Submit an issue View all issues Source
MIR-375

Sandbox controller doesn't detect when containerd tasks die unexpectedly

Open Bug public
phinze phinze Opened Sep 2, 2025 Updated Apr 2, 2026

Problem

The sandbox controller has a critical bug where it doesn't detect when containerd tasks die but their containers still exist. This causes Miren to think sandboxes are running when they're actually dead, leading to 502 errors.

Investigation Summary

On miren-toys server, the conference-app has 3 sandboxes that Miren believes are running:

  • sandbox/sb-CScZ5eBs1ozeD8M2ovozr
  • sandbox/sb-CScZ6Av4QAP5g5hz2EzLH
  • sandbox/sb-CScZ6AvJkKrArHr6xeKeR

However:

  1. The containers exist in containerd but have no running tasks
  2. Attempting to start tasks fails with: namespace path: lstat /proc/6347/ns/ipc: no such file or directory
  3. The pause containers (which provide shared namespaces) died at some point, taking the app containers with them
  4. Miren's reconciliation loop keeps checking but doesn't detect the broken state

Root Cause

In controllers/sandbox/sandbox.go:314, the checkSandbox() function only verifies:

  • Container exists
  • Version label matches

It never checks if the task is actually running.

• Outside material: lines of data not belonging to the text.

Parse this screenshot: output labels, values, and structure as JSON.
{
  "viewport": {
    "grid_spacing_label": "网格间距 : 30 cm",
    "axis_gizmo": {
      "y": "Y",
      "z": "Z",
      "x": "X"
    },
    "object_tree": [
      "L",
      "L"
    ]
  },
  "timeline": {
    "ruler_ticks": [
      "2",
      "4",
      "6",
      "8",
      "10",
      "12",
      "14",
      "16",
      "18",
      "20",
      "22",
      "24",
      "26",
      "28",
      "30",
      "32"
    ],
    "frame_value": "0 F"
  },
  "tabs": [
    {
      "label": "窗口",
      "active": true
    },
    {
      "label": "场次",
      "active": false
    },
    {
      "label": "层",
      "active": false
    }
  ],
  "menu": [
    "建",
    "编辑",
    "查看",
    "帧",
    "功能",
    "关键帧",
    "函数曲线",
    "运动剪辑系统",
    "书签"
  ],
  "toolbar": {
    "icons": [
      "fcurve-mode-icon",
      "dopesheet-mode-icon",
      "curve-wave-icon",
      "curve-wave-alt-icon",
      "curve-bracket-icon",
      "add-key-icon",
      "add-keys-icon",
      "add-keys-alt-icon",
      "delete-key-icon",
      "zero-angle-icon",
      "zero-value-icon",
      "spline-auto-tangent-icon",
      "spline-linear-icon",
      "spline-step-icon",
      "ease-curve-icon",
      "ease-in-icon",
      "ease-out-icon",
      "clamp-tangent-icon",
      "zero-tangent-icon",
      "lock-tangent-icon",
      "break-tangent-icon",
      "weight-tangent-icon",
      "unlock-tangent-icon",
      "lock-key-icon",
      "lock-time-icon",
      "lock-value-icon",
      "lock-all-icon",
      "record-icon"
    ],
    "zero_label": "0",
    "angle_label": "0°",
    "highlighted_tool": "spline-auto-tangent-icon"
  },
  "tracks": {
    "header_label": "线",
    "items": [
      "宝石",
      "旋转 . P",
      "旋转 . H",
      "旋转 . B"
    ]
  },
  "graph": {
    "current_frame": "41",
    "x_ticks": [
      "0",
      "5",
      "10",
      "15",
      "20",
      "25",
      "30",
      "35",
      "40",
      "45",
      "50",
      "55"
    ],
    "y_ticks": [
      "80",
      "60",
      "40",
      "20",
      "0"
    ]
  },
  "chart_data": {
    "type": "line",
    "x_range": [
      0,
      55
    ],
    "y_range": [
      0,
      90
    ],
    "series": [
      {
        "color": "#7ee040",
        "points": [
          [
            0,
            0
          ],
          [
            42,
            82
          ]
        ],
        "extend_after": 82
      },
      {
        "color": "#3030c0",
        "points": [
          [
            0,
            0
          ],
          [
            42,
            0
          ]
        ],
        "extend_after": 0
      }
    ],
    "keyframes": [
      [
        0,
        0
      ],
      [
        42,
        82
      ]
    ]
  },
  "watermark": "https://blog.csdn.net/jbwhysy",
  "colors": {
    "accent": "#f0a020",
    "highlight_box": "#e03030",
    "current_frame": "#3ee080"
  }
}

The controller assumes if a container exists, it's running.

Impact

  • Apps appear healthy in Miren but return 502 errors
  • Sandboxes remain in broken state indefinitely
  • Manual intervention required to fix

Proposed Fix

The checkSandbox() function needs to also verify task status:

func (c *SandboxController) checkSandbox(ctx context.Context, co *compute.Sandbox, meta *entity.Meta) (int, error) {
    // ... existing container checks ...
    
    // NEW: Check if task is actually running
    task, err := cont.Task(ctx, nil)
    if err != nil {
        if errdefs.IsNotFound(err) {
            c.Log.Debug("task not found for container, needs recreation")
            return differentVersion, nil  // Force recreation
        }
        return 0, err
    }
    
    status, err := task.Status(ctx)
    if err != nil {
        return 0, err
    }
    
    if status.Status != containerd.Running {
        c.Log.Debug("task not running", "status", status.Status)
        return differentVersion, nil  // Force recreation
    }
    
    // ... rest of function
}

Additional Improvements

  1. Add periodic health checks for running sandboxes
  2. Monitor for pause container deaths specifically
  3. Add metrics/alerts for sandbox-task state mismatches
  4. Consider implementing a "liveness probe" mechanism

Workaround

Until fixed, manually delete and recreate affected sandboxes:

m sandbox delete <sandbox-id>
# Miren will recreate them automatically